While the Office of Violence Prevention recently gave out $400,000 in grants to community-based organizations, numerous groups noted significantly larger and sustained investments are necessary to address a crisis that has reached historic levels. 

Investments in such programs have worked elsewhere. An independent analysis found street outreach programs in New York City cut gun injury rates by 45% more than areas without such efforts. An effort in Oakland, California found a 50% reduction in violence while other cities saw a major surge in shootings. Participants of cognitive-behavioral therapy combined with workforce development were 54 times less likely to be involved in violence. 

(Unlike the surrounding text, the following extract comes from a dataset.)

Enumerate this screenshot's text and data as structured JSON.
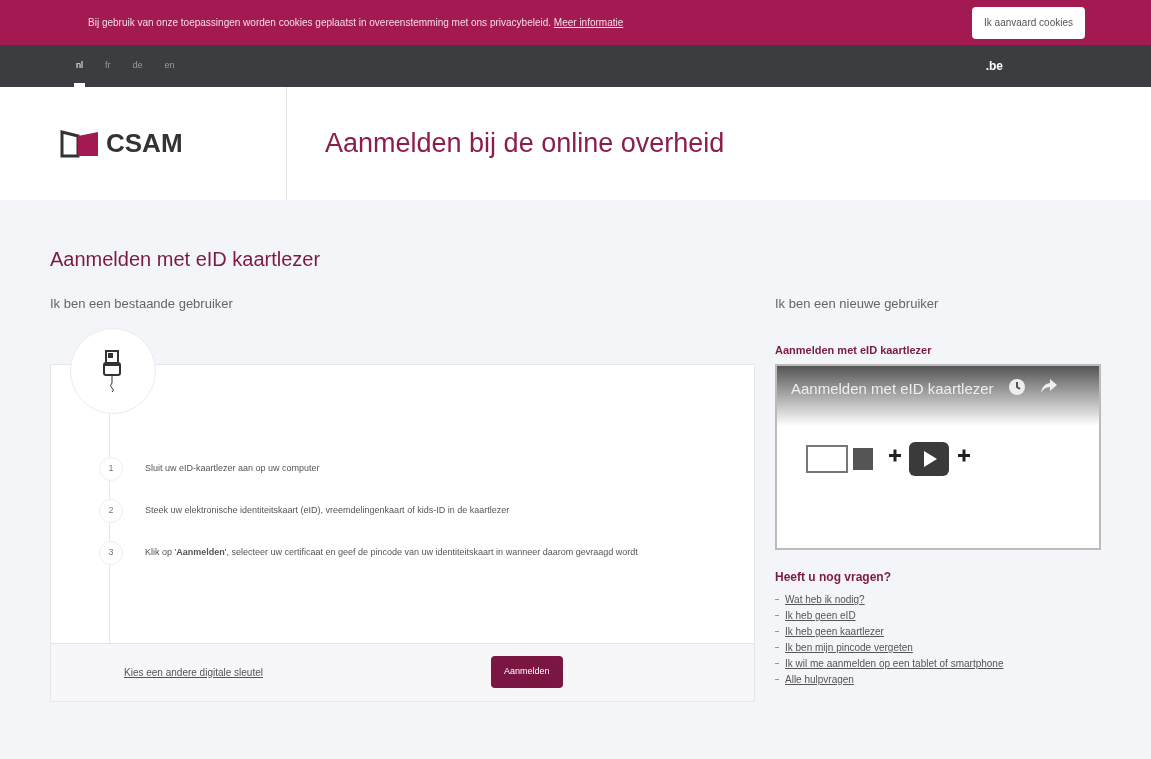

“With warm weather approaching, we will easily exceed the 499 homicides experienced in 2020. As a daughter, sister, cousin, and mother of homicide victims I understand the layers of trauma our communities are experiencing. We are being devastated by the slaughter and the blood running through the streets of Philadelphia,” said Movita Harrell Johnson of the Charles Foundation. “We are requesting Mayor Jim Kenney to invest $100 million dollars in evidence-informed community-based solutions to address this epidemic with the same urgency that the city has addressed Covid and the opioid crisis.”

“Philadelphia’s leadership continually speaks of ‘brotherly and sisterly love,’ yet for decades communities of color have been deprived of vital resources needed to create safe and thriving communities,” said Jessica Craft, CEO and Founder of Rock to the Future. “We need our Mayor and City Council to step up and provide an immediate investment in communities that are being devastated by gun violence and lack of funding.”

An analysis by the Educational Fund to Stop Gun Violence found that the Philadelphia government paid $195 million in medical and criminal justice costs for gun violence just in 2020. And investment in solutions will easily save more money than they cost. At a City Council hearing earlier in the week, Dr. Kathleen Reeves of Temple University testified that for every $1 spent on a public health approach to gun violence saved $32 dollars. 

“The key to successful violence reduction efforts is sustained, significant funding combined with strategic, collaborative partnerships between city officials, community leaders, and service providers,” concluded CeaseFirePA Education Fund’s Executive Director Adam Garber. “Our communities need that. The violence interrupters and preventers are ready for it. The only thing missing is the financial resources to make it happen.”